Posted on: Thursday, November 29, 2001

Neighborhood board wants limits on strip clubs

By James Gonser
Urban Honolulu Writer

To reaffirm its opposition to the large number of hostess bars and strip clubs in Ala Moana and Kaka'ako, the area's neighborhood board unanimously agreed on a resolution Tuesday urging the city to pass stronger rules to limit the number of establishments and to better enforce laws.

Larry Hurst, a member of the Ala Moana/Kaka'ako Neighborhood Board, said there are more than 50 licensed hostess and strip bars within the board's boundaries, not including liquor stores and restaurants that also sell alcoholic beverages.

Since 1993, the board has asked the Liquor Commission to address problems with hostess bars and strip clubs, according to the resolution.

"The board opposes the addition of any more licenses for strip clubs, cabaret licenses, those kind of establishments in the area because we have enough," said board chairman John Breinich. "We would like to work with the mayor to eliminate some of the ones that are already here."

The resolution asks that the Liquor Commission allow no more new licenses for establishments with nudity, hostesses or that stay open until 4 a.m. and are within 500 feet of any homes, schools, parks, playgrounds or churches.

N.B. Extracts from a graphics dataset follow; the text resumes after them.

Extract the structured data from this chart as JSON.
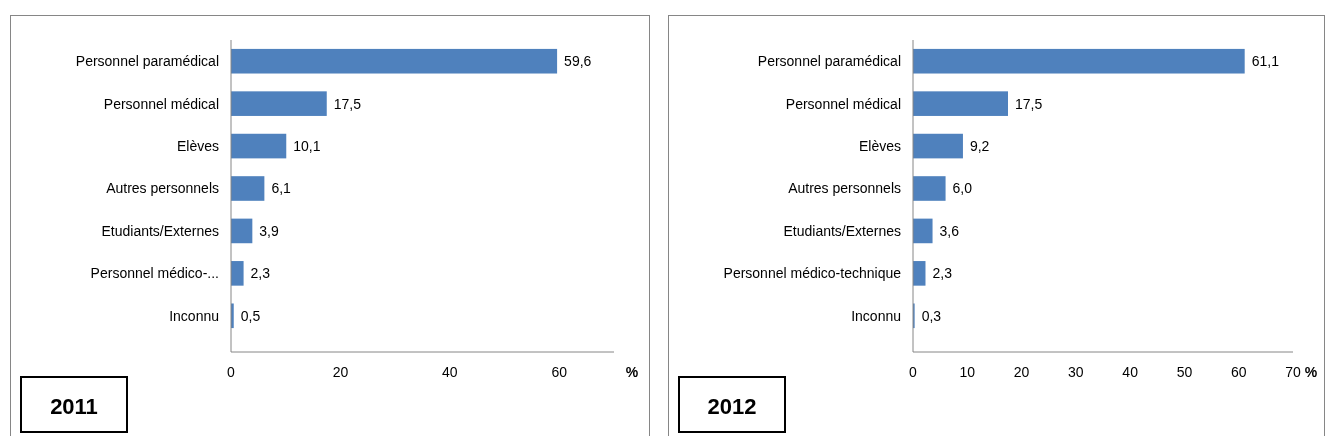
{
  "chart_data": [
    {
      "type": "bar",
      "orientation": "horizontal",
      "title": "2011",
      "xlabel": "%",
      "categories": [
        "Personnel paramédical",
        "Personnel médical",
        "Elèves",
        "Autres personnels",
        "Etudiants/Externes",
        "Personnel médico-...",
        "Inconnu"
      ],
      "values": [
        59.6,
        17.5,
        10.1,
        6.1,
        3.9,
        2.3,
        0.5
      ],
      "value_labels": [
        "59,6",
        "17,5",
        "10,1",
        "6,1",
        "3,9",
        "2,3",
        "0,5"
      ],
      "color": "#4f81bd",
      "xlim": [
        0,
        70
      ],
      "xticks": [
        0,
        20,
        40,
        60
      ],
      "grid": false
    },
    {
      "type": "bar",
      "orientation": "horizontal",
      "title": "2012",
      "xlabel": "%",
      "categories": [
        "Personnel paramédical",
        "Personnel médical",
        "Elèves",
        "Autres personnels",
        "Etudiants/Externes",
        "Personnel médico-technique",
        "Inconnu"
      ],
      "values": [
        61.1,
        17.5,
        9.2,
        6.0,
        3.6,
        2.3,
        0.3
      ],
      "value_labels": [
        "61,1",
        "17,5",
        "9,2",
        "6,0",
        "3,6",
        "2,3",
        "0,3"
      ],
      "color": "#4f81bd",
      "xlim": [
        0,
        70
      ],
      "xticks": [
        0,
        10,
        20,
        30,
        40,
        50,
        60,
        70
      ],
      "grid": false
    }
  ]
}
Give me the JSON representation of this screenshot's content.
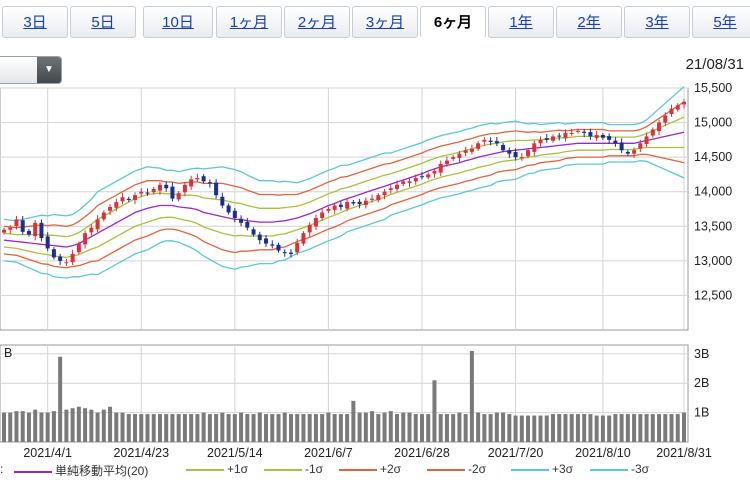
{
  "tabs": [
    {
      "label": "3日",
      "active": false
    },
    {
      "label": "5日",
      "active": false
    },
    {
      "label": "10日",
      "active": false
    },
    {
      "label": "1ヶ月",
      "active": false
    },
    {
      "label": "2ヶ月",
      "active": false
    },
    {
      "label": "3ヶ月",
      "active": false
    },
    {
      "label": "6ヶ月",
      "active": true
    },
    {
      "label": "1年",
      "active": false
    },
    {
      "label": "2年",
      "active": false
    },
    {
      "label": "3年",
      "active": false
    },
    {
      "label": "5年",
      "active": false
    }
  ],
  "dropdown": {
    "arrow": "▼"
  },
  "date_label": "21/08/31",
  "legend_prefix": ":",
  "legend": [
    {
      "label": "単純移動平均(20)",
      "color": "#9a28c8"
    },
    {
      "label": "+1σ",
      "color": "#a8c23a"
    },
    {
      "label": "-1σ",
      "color": "#a8c23a"
    },
    {
      "label": "+2σ",
      "color": "#e0643c"
    },
    {
      "label": "-2σ",
      "color": "#e0643c"
    },
    {
      "label": "+3σ",
      "color": "#5ac8d8"
    },
    {
      "label": "-3σ",
      "color": "#5ac8d8"
    }
  ],
  "colors": {
    "up": "#d8323c",
    "down": "#1c2f8c",
    "volume": "#7a7a7a",
    "grid": "#d4d4d4"
  },
  "chart_data": [
    {
      "type": "candlestick",
      "ylim": [
        12000,
        15500
      ],
      "yticks": [
        12500,
        13000,
        13500,
        14000,
        14500,
        15000,
        15500
      ],
      "ytick_labels": [
        "12,500",
        "13,000",
        "13,500",
        "14,000",
        "14,500",
        "15,000",
        "15,500"
      ],
      "grid": true,
      "close_series": [
        13450,
        13480,
        13600,
        13420,
        13380,
        13550,
        13330,
        13180,
        13050,
        13000,
        12980,
        13100,
        13250,
        13400,
        13480,
        13600,
        13700,
        13780,
        13850,
        13920,
        13880,
        13950,
        14000,
        13980,
        14040,
        14100,
        14050,
        13900,
        13980,
        14100,
        14180,
        14200,
        14150,
        14120,
        13950,
        13800,
        13700,
        13620,
        13550,
        13480,
        13380,
        13300,
        13250,
        13220,
        13150,
        13120,
        13100,
        13260,
        13400,
        13520,
        13620,
        13700,
        13750,
        13800,
        13780,
        13850,
        13830,
        13820,
        13870,
        13900,
        13950,
        14000,
        14050,
        14100,
        14150,
        14150,
        14200,
        14220,
        14250,
        14300,
        14400,
        14450,
        14500,
        14550,
        14600,
        14620,
        14700,
        14750,
        14720,
        14700,
        14600,
        14550,
        14500,
        14500,
        14600,
        14700,
        14750,
        14750,
        14800,
        14800,
        14850,
        14850,
        14880,
        14850,
        14800,
        14820,
        14780,
        14750,
        14700,
        14600,
        14550,
        14600,
        14700,
        14800,
        14900,
        15000,
        15100,
        15200,
        15250,
        15300
      ],
      "moving_average_20": [
        13300,
        13290,
        13280,
        13270,
        13260,
        13250,
        13240,
        13230,
        13220,
        13210,
        13200,
        13220,
        13250,
        13300,
        13350,
        13400,
        13450,
        13500,
        13550,
        13600,
        13650,
        13700,
        13730,
        13760,
        13780,
        13800,
        13800,
        13800,
        13780,
        13770,
        13760,
        13740,
        13700,
        13680,
        13660,
        13640,
        13620,
        13600,
        13600,
        13580,
        13570,
        13560,
        13560,
        13560,
        13570,
        13580,
        13600,
        13620,
        13650,
        13680,
        13720,
        13760,
        13800,
        13830,
        13870,
        13900,
        13930,
        13960,
        13990,
        14020,
        14050,
        14080,
        14110,
        14140,
        14170,
        14200,
        14230,
        14260,
        14300,
        14330,
        14360,
        14380,
        14400,
        14420,
        14450,
        14470,
        14500,
        14520,
        14540,
        14560,
        14580,
        14590,
        14600,
        14610,
        14620,
        14630,
        14640,
        14650,
        14660,
        14670,
        14680,
        14690,
        14700,
        14700,
        14700,
        14700,
        14700,
        14700,
        14700,
        14700,
        14700,
        14700,
        14720,
        14740,
        14760,
        14780,
        14800,
        14820,
        14840,
        14860
      ],
      "bollinger_sigma": [
        100,
        100,
        100,
        110,
        120,
        130,
        140,
        140,
        150,
        150,
        150,
        150,
        160,
        170,
        180,
        200,
        200,
        200,
        200,
        200,
        200,
        200,
        200,
        200,
        190,
        180,
        170,
        170,
        170,
        180,
        190,
        200,
        210,
        220,
        230,
        240,
        240,
        240,
        230,
        220,
        210,
        200,
        200,
        200,
        190,
        190,
        180,
        170,
        170,
        170,
        170,
        170,
        170,
        170,
        170,
        160,
        160,
        160,
        160,
        160,
        160,
        160,
        150,
        150,
        150,
        150,
        150,
        150,
        150,
        150,
        150,
        150,
        150,
        150,
        150,
        150,
        150,
        150,
        150,
        140,
        140,
        140,
        140,
        130,
        120,
        120,
        110,
        110,
        110,
        110,
        100,
        100,
        100,
        100,
        100,
        100,
        100,
        90,
        90,
        90,
        90,
        90,
        90,
        100,
        120,
        140,
        160,
        180,
        200,
        220
      ]
    },
    {
      "type": "bar",
      "name": "volume",
      "ylim": [
        0,
        3.3
      ],
      "yticks": [
        1,
        2,
        3
      ],
      "ytick_labels": [
        "1B",
        "2B",
        "3B"
      ],
      "values": [
        1.0,
        1.0,
        1.05,
        1.05,
        1.0,
        1.1,
        1.0,
        1.0,
        1.05,
        2.9,
        1.1,
        1.15,
        1.2,
        1.15,
        1.1,
        1.0,
        1.1,
        1.2,
        1.0,
        1.0,
        0.95,
        0.95,
        0.95,
        0.95,
        0.95,
        0.95,
        0.95,
        0.95,
        0.95,
        0.95,
        0.95,
        0.95,
        1.0,
        0.95,
        0.95,
        1.0,
        0.95,
        0.95,
        1.0,
        0.95,
        0.95,
        1.0,
        0.95,
        0.95,
        0.95,
        1.0,
        0.95,
        0.95,
        0.95,
        0.95,
        0.95,
        0.95,
        1.0,
        0.95,
        0.95,
        0.95,
        1.4,
        1.0,
        1.0,
        1.05,
        0.95,
        1.0,
        1.05,
        0.95,
        1.0,
        1.0,
        0.95,
        0.95,
        0.95,
        2.1,
        0.95,
        0.95,
        0.95,
        1.0,
        0.95,
        3.1,
        1.0,
        0.95,
        0.95,
        1.0,
        1.0,
        0.95,
        0.9,
        0.9,
        0.9,
        0.9,
        0.9,
        0.9,
        0.95,
        0.95,
        0.95,
        0.95,
        0.95,
        0.95,
        0.95,
        0.9,
        0.9,
        0.9,
        0.95,
        0.95,
        0.95,
        0.95,
        0.95,
        0.95,
        0.95,
        0.95,
        0.95,
        0.95,
        0.95,
        1.0
      ],
      "x_tick_labels": [
        "2021/4/1",
        "2021/4/23",
        "2021/5/14",
        "2021/6/7",
        "2021/6/28",
        "2021/7/20",
        "2021/8/10",
        "2021/8/31"
      ]
    }
  ]
}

It also seeks to limit bars near the Hawai'i Convention Center or near other bars or any sex-oriented entertainment businesses even if they don't sell alcohol.

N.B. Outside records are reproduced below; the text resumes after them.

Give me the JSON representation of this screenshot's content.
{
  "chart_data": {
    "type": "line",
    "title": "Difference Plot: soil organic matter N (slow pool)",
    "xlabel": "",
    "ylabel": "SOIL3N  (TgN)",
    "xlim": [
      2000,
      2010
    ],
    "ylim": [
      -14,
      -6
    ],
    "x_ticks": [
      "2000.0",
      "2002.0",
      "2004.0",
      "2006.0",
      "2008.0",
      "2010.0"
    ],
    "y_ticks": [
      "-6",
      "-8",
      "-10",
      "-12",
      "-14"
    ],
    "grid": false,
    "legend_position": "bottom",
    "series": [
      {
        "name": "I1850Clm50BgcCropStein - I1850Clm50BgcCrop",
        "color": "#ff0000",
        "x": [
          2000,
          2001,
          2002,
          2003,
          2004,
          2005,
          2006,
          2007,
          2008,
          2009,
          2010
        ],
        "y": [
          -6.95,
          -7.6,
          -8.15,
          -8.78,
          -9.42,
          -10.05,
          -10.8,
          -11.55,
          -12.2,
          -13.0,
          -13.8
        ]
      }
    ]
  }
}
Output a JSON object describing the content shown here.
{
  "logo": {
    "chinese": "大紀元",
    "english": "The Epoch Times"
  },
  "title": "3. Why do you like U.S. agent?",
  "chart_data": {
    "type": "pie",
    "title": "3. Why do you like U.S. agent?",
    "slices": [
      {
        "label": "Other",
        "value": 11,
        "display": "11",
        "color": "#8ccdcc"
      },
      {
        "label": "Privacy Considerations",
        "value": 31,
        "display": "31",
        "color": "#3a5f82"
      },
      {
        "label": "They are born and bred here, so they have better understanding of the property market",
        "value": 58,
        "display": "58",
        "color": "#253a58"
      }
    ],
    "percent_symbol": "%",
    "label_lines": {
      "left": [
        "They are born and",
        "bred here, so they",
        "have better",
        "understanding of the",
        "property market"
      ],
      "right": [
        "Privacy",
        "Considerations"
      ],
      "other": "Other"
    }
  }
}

"This certainly sends the message that we would like to see no new clubs, no new licenses," said Breinich, who acknowledged that the board's role is only advisory.

A city proposal that would create a special district around the Hawai'i Convention Center, evicting strip clubs, hostess bars and adult businesses from the area hit a major snag this summer when the City Council's Zoning Committee deferred action on the proposal.

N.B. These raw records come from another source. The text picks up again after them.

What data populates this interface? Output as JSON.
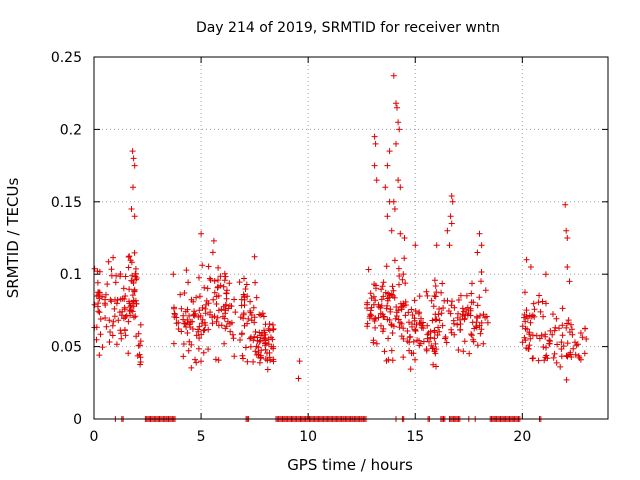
{
  "chart_data": {
    "type": "scatter",
    "title": "Day 214 of 2019, SRMTID for receiver wntn",
    "xlabel": "GPS time / hours",
    "ylabel": "SRMTID / TECUs",
    "xlim": [
      0,
      24
    ],
    "ylim": [
      0,
      0.25
    ],
    "x_ticks": [
      0,
      5,
      10,
      15,
      20
    ],
    "y_ticks": [
      0,
      0.05,
      0.1,
      0.15,
      0.2,
      0.25
    ],
    "x_tick_labels": [
      "0",
      "5",
      "10",
      "15",
      "20"
    ],
    "y_tick_labels": [
      "0",
      "0.05",
      "0.1",
      "0.15",
      "0.2",
      "0.25"
    ],
    "grid": true,
    "marker": "+",
    "color": "#e00000",
    "clusters": [
      {
        "x_start": 0.0,
        "x_end": 0.6,
        "count": 30,
        "y_min": 0.03,
        "y_max": 0.125
      },
      {
        "x_start": 0.6,
        "x_end": 1.6,
        "count": 45,
        "y_min": 0.035,
        "y_max": 0.12
      },
      {
        "x_start": 1.6,
        "x_end": 2.0,
        "count": 40,
        "y_min": 0.05,
        "y_max": 0.13
      },
      {
        "x_start": 2.0,
        "x_end": 2.2,
        "count": 10,
        "y_min": 0.03,
        "y_max": 0.07
      },
      {
        "x_start": 3.7,
        "x_end": 5.0,
        "count": 60,
        "y_min": 0.025,
        "y_max": 0.11
      },
      {
        "x_start": 5.0,
        "x_end": 6.6,
        "count": 80,
        "y_min": 0.03,
        "y_max": 0.125
      },
      {
        "x_start": 6.8,
        "x_end": 7.6,
        "count": 45,
        "y_min": 0.025,
        "y_max": 0.11
      },
      {
        "x_start": 7.6,
        "x_end": 8.4,
        "count": 55,
        "y_min": 0.025,
        "y_max": 0.085
      },
      {
        "x_start": 12.7,
        "x_end": 13.5,
        "count": 40,
        "y_min": 0.04,
        "y_max": 0.11
      },
      {
        "x_start": 13.5,
        "x_end": 14.5,
        "count": 60,
        "y_min": 0.03,
        "y_max": 0.12
      },
      {
        "x_start": 14.5,
        "x_end": 16.0,
        "count": 80,
        "y_min": 0.025,
        "y_max": 0.105
      },
      {
        "x_start": 16.0,
        "x_end": 17.5,
        "count": 50,
        "y_min": 0.04,
        "y_max": 0.1
      },
      {
        "x_start": 17.5,
        "x_end": 18.4,
        "count": 35,
        "y_min": 0.04,
        "y_max": 0.11
      },
      {
        "x_start": 20.0,
        "x_end": 21.0,
        "count": 40,
        "y_min": 0.03,
        "y_max": 0.1
      },
      {
        "x_start": 21.0,
        "x_end": 23.0,
        "count": 60,
        "y_min": 0.02,
        "y_max": 0.085
      }
    ],
    "outliers": [
      {
        "x": 1.8,
        "y": 0.185
      },
      {
        "x": 1.85,
        "y": 0.18
      },
      {
        "x": 1.9,
        "y": 0.175
      },
      {
        "x": 1.82,
        "y": 0.16
      },
      {
        "x": 1.75,
        "y": 0.145
      },
      {
        "x": 1.9,
        "y": 0.14
      },
      {
        "x": 5.0,
        "y": 0.128
      },
      {
        "x": 5.6,
        "y": 0.123
      },
      {
        "x": 7.5,
        "y": 0.112
      },
      {
        "x": 9.6,
        "y": 0.04
      },
      {
        "x": 9.55,
        "y": 0.028
      },
      {
        "x": 13.1,
        "y": 0.195
      },
      {
        "x": 13.15,
        "y": 0.19
      },
      {
        "x": 13.1,
        "y": 0.175
      },
      {
        "x": 13.2,
        "y": 0.165
      },
      {
        "x": 13.7,
        "y": 0.175
      },
      {
        "x": 13.8,
        "y": 0.185
      },
      {
        "x": 13.6,
        "y": 0.16
      },
      {
        "x": 13.7,
        "y": 0.14
      },
      {
        "x": 13.8,
        "y": 0.15
      },
      {
        "x": 14.0,
        "y": 0.237
      },
      {
        "x": 14.1,
        "y": 0.218
      },
      {
        "x": 14.15,
        "y": 0.215
      },
      {
        "x": 14.2,
        "y": 0.205
      },
      {
        "x": 14.25,
        "y": 0.2
      },
      {
        "x": 14.1,
        "y": 0.19
      },
      {
        "x": 14.2,
        "y": 0.165
      },
      {
        "x": 14.3,
        "y": 0.16
      },
      {
        "x": 14.0,
        "y": 0.15
      },
      {
        "x": 14.05,
        "y": 0.145
      },
      {
        "x": 13.9,
        "y": 0.13
      },
      {
        "x": 14.3,
        "y": 0.128
      },
      {
        "x": 14.5,
        "y": 0.125
      },
      {
        "x": 15.0,
        "y": 0.12
      },
      {
        "x": 16.0,
        "y": 0.12
      },
      {
        "x": 16.6,
        "y": 0.12
      },
      {
        "x": 16.5,
        "y": 0.13
      },
      {
        "x": 16.7,
        "y": 0.154
      },
      {
        "x": 16.75,
        "y": 0.15
      },
      {
        "x": 16.65,
        "y": 0.14
      },
      {
        "x": 16.7,
        "y": 0.135
      },
      {
        "x": 18.0,
        "y": 0.128
      },
      {
        "x": 18.1,
        "y": 0.12
      },
      {
        "x": 17.9,
        "y": 0.115
      },
      {
        "x": 20.2,
        "y": 0.11
      },
      {
        "x": 20.4,
        "y": 0.105
      },
      {
        "x": 21.1,
        "y": 0.1
      },
      {
        "x": 22.0,
        "y": 0.148
      },
      {
        "x": 22.05,
        "y": 0.13
      },
      {
        "x": 22.1,
        "y": 0.125
      },
      {
        "x": 22.1,
        "y": 0.105
      },
      {
        "x": 22.2,
        "y": 0.095
      }
    ],
    "zero_segments": [
      [
        1.0,
        1.05
      ],
      [
        1.3,
        1.4
      ],
      [
        2.4,
        3.8
      ],
      [
        7.1,
        7.25
      ],
      [
        8.5,
        12.7
      ],
      [
        14.1,
        14.15
      ],
      [
        14.4,
        14.5
      ],
      [
        15.6,
        15.7
      ],
      [
        16.2,
        16.4
      ],
      [
        16.6,
        17.1
      ],
      [
        17.5,
        17.55
      ],
      [
        17.8,
        17.85
      ],
      [
        18.5,
        19.9
      ],
      [
        20.8,
        20.9
      ]
    ]
  }
}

The bill to establish a Hawai'i Convention Center Special District within a half-mile radius of the convention center would change the look of the area, adding landscaping, 20-foot setbacks, shade trees and more pedestrian space.

The big concern for council members, however, was that the affected adult businesses were excluded from the planning process. Harry Yee, attorney for several adult business properties, said the property owners had not been included in the process, and the economic impact had not been considered.

The bill remains in the Zoning Committee until some agreement can be reached between the city administration and the affected businesses.

The neighborhood board's resolution also asks that the transfer of liquor licenses be more closely scrutinized, that no licenses be renewed if the business has had liquor violations in the prior six months and that monitoring of bars be increased.

In the case of new license applications, a request is automatically rejected if a majority of residents living within a 500-foot radius are opposed, but the 500-foot restriction does not apply to transfer applications, which are generally granted unless opponents can show that the applicant isn't fit to run the business.

Hurst said an increase in crime and traffic accidents can be directly linked to the number or bars in the area, and the goal of the board is to make Ala Moana and Kaka'ako a better and safer community in which to live.